Some have become global mainstays and others are staying local: here is an overview of more than 20 approved Covid-19 vaccines currently in use, and a few that fell by the wayside.
mRNA leads the pack
Messenger RNA (mRNA) vaccines developed by US-German alliance Pfizer-BioNTech and American company Moderna have emerged as the most successful vaccines in use today.
A survey from Canada's McGill University shows the Pfizer jab Comirnaty has been approved in 100 countries, while Moderna's Spikevax is authorised in 70.
Ground-breaking mRNA technology teaches our cells to make a harmless piece of protein found on the surface of the virus that causes Covid-19, prompting the immune system to develop antibodies that can fight off the real thing in case of infection.
A Chinese study published online this week comparing vaccine efficacy data found that Comirnaty and Spikevax work better than other jabs, even against the Delta variant currently dominating across the globe. The study has yet to be peer-reviewed.
A widely distributed vaccine developed jointly by Swedish firm AstraZeneca and Britain's Oxford University, along with another made by Johnson & Johnson affiliate Janssen-Cilag in the US, are both based on viral vector technology.
The more traditional approach uses a genetically engineered version of the common cold adenovirus as a “vector” to shuttle genetic instructions into human cells.
AstraZeneca's jab, named Vaxzevria, is approved in the European Union and was widely distributed after its release, but it was restricted in many countries when the vaccine was linked to statistically rare instances of blood clots.
It does not have US approval, and has been largely used to supply the Covax jab scheme that provides shots to poorer countries.
Janssen's was the fourth jab to be approved in the EU, but its seemingly convenient one-and-done dosage became a liability with the rise of Delta, which experts say is too resistant to be beaten with just one dose of any vaccine.
There are a number of vaccines distributed only or mostly within the country where they were developed, though a few have limited international reach.
China's two WHO-approved vaccines — the Sinopharm jab, and CoronaVac from the lab Sinovac — have been given in about 50 countries. Two other Chinese firms, Cansino and Anhui Zhifei Longcom, are also marketing vaccines within China.
Russia has approved four domestically developed vaccines including Sputnik V, which currently has the green light in about 70 countries but lacks approval from the EU and the World Health Organisation (WHO).
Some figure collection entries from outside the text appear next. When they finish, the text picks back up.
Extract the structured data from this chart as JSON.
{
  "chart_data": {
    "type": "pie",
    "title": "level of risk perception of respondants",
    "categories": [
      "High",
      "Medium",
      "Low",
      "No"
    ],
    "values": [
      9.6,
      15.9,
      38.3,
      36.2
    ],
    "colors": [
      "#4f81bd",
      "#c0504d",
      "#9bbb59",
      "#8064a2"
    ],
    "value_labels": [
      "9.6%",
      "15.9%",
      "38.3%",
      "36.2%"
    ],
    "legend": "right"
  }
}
India gave the green light to its Zydus Cadila vaccine at the end of August, making it the first DNA vaccine ever approved for use in humans.
The jab uses circular strands of DNA to prime the immune system against the virus, according to Nature magazine.
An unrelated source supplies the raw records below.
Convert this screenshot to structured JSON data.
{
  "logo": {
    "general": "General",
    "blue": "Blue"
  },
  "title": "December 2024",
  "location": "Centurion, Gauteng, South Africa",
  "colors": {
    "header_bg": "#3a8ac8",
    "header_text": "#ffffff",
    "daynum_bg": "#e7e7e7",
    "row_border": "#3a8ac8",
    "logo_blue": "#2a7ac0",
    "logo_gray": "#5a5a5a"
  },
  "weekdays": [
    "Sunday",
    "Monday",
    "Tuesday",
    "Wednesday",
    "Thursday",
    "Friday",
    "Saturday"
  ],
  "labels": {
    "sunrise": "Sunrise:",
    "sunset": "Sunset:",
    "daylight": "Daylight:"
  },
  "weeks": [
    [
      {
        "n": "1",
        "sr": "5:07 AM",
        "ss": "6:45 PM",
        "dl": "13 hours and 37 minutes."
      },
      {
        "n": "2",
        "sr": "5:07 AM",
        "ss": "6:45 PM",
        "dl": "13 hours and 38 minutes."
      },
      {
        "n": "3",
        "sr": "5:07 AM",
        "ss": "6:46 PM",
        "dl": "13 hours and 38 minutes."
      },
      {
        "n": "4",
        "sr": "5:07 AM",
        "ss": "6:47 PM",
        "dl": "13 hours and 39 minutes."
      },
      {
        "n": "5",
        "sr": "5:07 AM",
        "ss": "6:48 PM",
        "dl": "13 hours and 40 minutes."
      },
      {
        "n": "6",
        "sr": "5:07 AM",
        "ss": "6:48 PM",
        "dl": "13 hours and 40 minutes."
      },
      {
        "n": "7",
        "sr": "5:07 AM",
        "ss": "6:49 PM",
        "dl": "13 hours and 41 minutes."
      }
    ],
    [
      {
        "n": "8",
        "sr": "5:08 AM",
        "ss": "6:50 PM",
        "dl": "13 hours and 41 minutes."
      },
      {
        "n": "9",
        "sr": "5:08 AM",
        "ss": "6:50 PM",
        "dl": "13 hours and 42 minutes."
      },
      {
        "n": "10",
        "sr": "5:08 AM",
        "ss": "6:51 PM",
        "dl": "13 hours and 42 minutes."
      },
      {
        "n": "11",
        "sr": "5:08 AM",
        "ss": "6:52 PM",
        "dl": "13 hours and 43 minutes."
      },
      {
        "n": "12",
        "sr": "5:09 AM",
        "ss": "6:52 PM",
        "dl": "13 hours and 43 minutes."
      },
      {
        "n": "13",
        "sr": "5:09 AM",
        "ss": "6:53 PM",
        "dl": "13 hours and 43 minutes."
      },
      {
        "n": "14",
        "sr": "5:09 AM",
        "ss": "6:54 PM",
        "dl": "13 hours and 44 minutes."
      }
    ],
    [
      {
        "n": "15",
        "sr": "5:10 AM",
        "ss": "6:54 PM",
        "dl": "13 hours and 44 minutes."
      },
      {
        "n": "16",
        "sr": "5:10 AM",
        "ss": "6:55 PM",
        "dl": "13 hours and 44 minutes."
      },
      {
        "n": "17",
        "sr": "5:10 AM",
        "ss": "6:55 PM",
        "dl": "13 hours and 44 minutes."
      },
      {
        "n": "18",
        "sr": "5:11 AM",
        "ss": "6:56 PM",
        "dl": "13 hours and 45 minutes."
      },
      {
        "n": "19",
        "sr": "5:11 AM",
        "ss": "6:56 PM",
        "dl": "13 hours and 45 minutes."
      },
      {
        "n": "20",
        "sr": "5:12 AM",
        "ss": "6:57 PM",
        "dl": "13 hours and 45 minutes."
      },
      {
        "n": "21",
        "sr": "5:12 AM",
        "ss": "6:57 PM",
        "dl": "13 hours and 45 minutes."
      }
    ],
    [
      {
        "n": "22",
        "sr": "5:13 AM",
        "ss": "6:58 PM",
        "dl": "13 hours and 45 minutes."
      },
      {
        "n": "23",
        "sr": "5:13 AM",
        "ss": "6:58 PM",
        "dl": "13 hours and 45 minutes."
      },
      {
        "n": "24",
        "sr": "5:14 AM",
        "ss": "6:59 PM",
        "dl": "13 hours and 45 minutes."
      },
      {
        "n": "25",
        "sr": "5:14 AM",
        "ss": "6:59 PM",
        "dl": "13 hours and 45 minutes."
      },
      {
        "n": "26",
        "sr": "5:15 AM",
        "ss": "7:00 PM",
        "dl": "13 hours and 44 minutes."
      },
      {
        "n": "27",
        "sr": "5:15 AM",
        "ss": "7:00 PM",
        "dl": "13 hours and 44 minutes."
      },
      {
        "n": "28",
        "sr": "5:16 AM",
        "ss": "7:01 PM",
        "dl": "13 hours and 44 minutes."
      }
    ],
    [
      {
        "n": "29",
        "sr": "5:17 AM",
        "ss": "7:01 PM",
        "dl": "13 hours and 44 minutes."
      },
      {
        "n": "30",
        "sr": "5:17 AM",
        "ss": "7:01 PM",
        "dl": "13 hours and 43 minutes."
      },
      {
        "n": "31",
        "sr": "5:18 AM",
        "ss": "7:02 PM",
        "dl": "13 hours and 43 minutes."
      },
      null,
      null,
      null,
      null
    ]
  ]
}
It was the second home-grown vaccine India approved after Covaxin, a shot developed by Bharat Biotech labs. India also produces its own version of the AstraZeneca jab under the name Covishield.
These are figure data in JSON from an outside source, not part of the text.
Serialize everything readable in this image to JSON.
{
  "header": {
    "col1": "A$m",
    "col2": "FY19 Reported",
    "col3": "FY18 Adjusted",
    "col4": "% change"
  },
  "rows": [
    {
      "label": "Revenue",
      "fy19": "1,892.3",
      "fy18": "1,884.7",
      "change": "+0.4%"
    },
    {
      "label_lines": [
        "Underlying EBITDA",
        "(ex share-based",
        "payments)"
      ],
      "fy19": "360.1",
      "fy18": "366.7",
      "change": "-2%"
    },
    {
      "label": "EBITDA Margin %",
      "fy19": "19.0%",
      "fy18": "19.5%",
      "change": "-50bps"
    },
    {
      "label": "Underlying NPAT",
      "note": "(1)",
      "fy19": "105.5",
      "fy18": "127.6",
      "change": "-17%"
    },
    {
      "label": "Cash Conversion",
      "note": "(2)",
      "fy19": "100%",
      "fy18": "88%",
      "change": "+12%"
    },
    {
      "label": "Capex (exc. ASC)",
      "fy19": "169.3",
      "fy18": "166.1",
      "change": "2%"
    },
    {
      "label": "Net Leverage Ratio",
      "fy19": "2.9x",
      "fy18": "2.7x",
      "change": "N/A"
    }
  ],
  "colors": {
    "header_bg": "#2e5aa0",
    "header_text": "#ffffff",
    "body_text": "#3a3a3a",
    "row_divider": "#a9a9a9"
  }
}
In Cuba, three locally-developed vaccines are available: Abdala, Soberana Plus and Soberana 2.
Other jabs that have local approval but are yet to be widely distributed include Iran's Barekat vaccine, QazVac in Kazakhstan and Taiwan's Medigen.
Read: The politics of vaccines
Sputnik V and CoronaVac are under rolling review by the European Medicines Agency (EMA) — a first step towards EU approval — along with other candidates.
One is Novavax, a two-jab vaccine from the US that relies on proteins to carry harmless fragments of the coronavirus to produce an immune reaction.
German mRNA jab CureVac is also under review, though efficacy tests showed disappointing results at the end of June.
A total of 121 Covid-19 vaccines, including those that have been approved, have undergone clinical tests on humans, according to a WHO review published on September 24.
Some 124 jabs are in pre-clinical trials meaning they have not yet been tested in humans.
On Tuesday, French pharmaceutical giant Sanofi, which had lagged behind rivals to produce a jab, said it was stopping work on an mRNA vaccine despite positive test results.
Merck laboratories abandoned efforts to produce a jab in January, saying its candidates produced immune responses that were “inferior” to successful Covid-19 vaccines.
A few weeks prior in December 2020 Australia had dropped the development of a vaccine after clinical trials produced a false positive HIV result among subjects involved in early-stage testing.
The vaccine used a small amount of HIV protein but triggered an antibody response that could interfere with HIV screening.